Key Responsibilities: Serve as the primary L2/L3 Onshore technical expert for all cloud infrastructure and EPIC workload incidents, ensuring rapid diagnosis and resolution to minimize impact on clinical operations. Lead communications during active incidents, providing clear, concise, and professional updates to hospital IT teams, clinical stakeholders, and internal leadership. Perform onsite, hands-on support during critical periods, including EPIC go-lives, major version upgrades, patching windows, and disaster recovery drills. Coordinate directly with EPIC technical staff, hospital IT teams (network, security, application), and vendors to resolve complex cross-functional dependencies. Daily administration, monitoring, and proactive remediation of IaaS/PaaS services across Azure, GCP, and Oracle Cloud Infrastructure (OCI) supporting EPIC environments. Operational expertise with Google Kubernetes Engine (GKE): Manage the deployment, scaling, health, and operational troubleshooting of containerized EPIC components or supporting microservices. Perform resource provisioning, capacity monitoring, and infrastructure tagging for cost management and chargebacks across all multi-cloud tenants. Maintain and validate IAM, backup, and geo-redundant Disaster Recovery (DR)/Business Continuity Planning (BCP) mechanisms for EPIC and integrated hospital systems. Implement and enforce security baselines and compliance controls (e.g., HIPAA, SOC2, CIS, NIST) at the infrastructure layer across Azure, GCP, and OCI. Drive automation efforts for routine operational tasks and provisioning using Terraform for IaC and scripting tools (PowerShell, Python) to ensure operational consistency and auditability. Manage log monitoring, correlation, and initial incident response for security and performance events within the EPIC cloud environments. Tools: Terraform, GitHub, Ansible, Tanium, PowerShell, YAML, Bash, Python.

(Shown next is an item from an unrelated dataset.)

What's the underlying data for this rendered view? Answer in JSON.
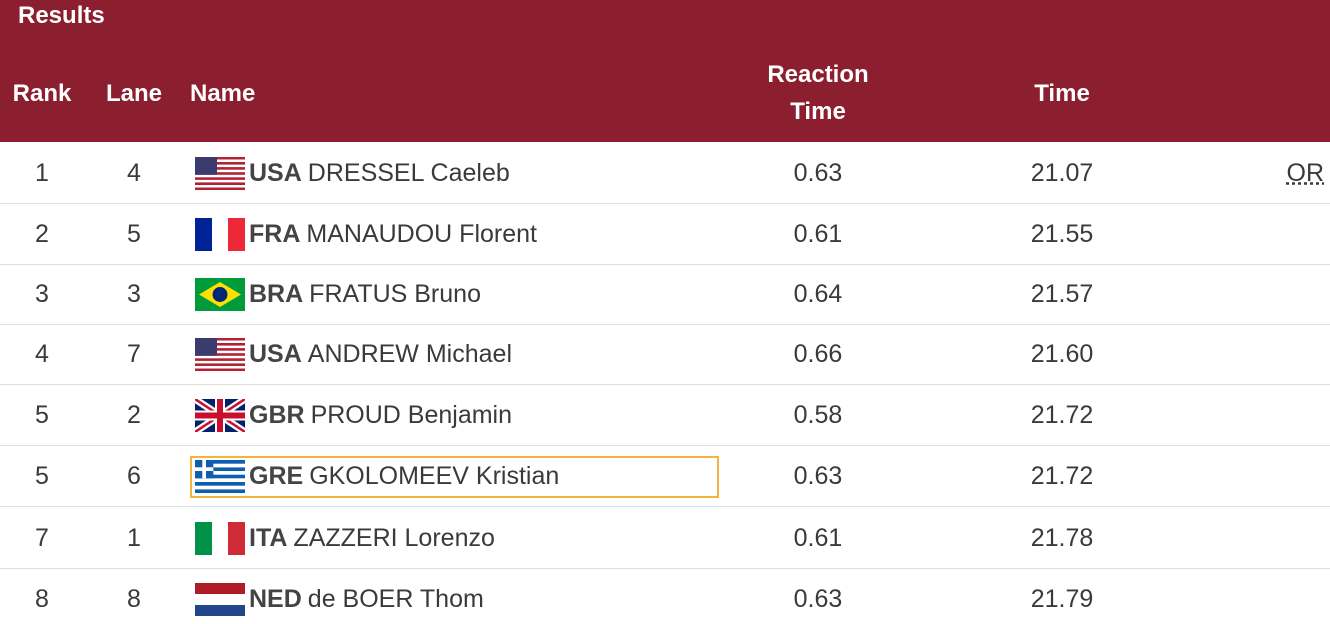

Qualifications & Technical Skills: Experience & Environment: 710 years in infrastructure operations, with at least 5 years dedicated to Cloud Administration and 5+ years supporting EPIC EHR or similar mission-critical clinical systems in a hybrid environment. Multi-Cloud Hands-on Expertise: Proven expertise in the administration, configuration, and operational support of Microsoft Azure, Google Cloud Platform (GCP), and Oracle Cloud Infrastructure (OCI). Containerization: Strong practical experience in the operational management, troubleshooting, and administration of Google Kubernetes Engine (GKE) clusters. EPIC Systems Knowledge: Solid understanding of EPIC infrastructure requirements, deployment topologies (e.g., Clarity, Chronicles), and operational dependencies. Automation & Scripting: Highly proficient with: IaC: Terraform for multi-cloud deployments. Scripting: PowerShell, Python, YAML, and Bash. Compliance: Deep knowledge of HIPAA requirements and operational procedures necessary to maintain compliance in a cloud environment. Communication & Coordination: Exceptional onsite communication, stakeholder management, and incident command skills required to effectively coordinate during critical hospital operations.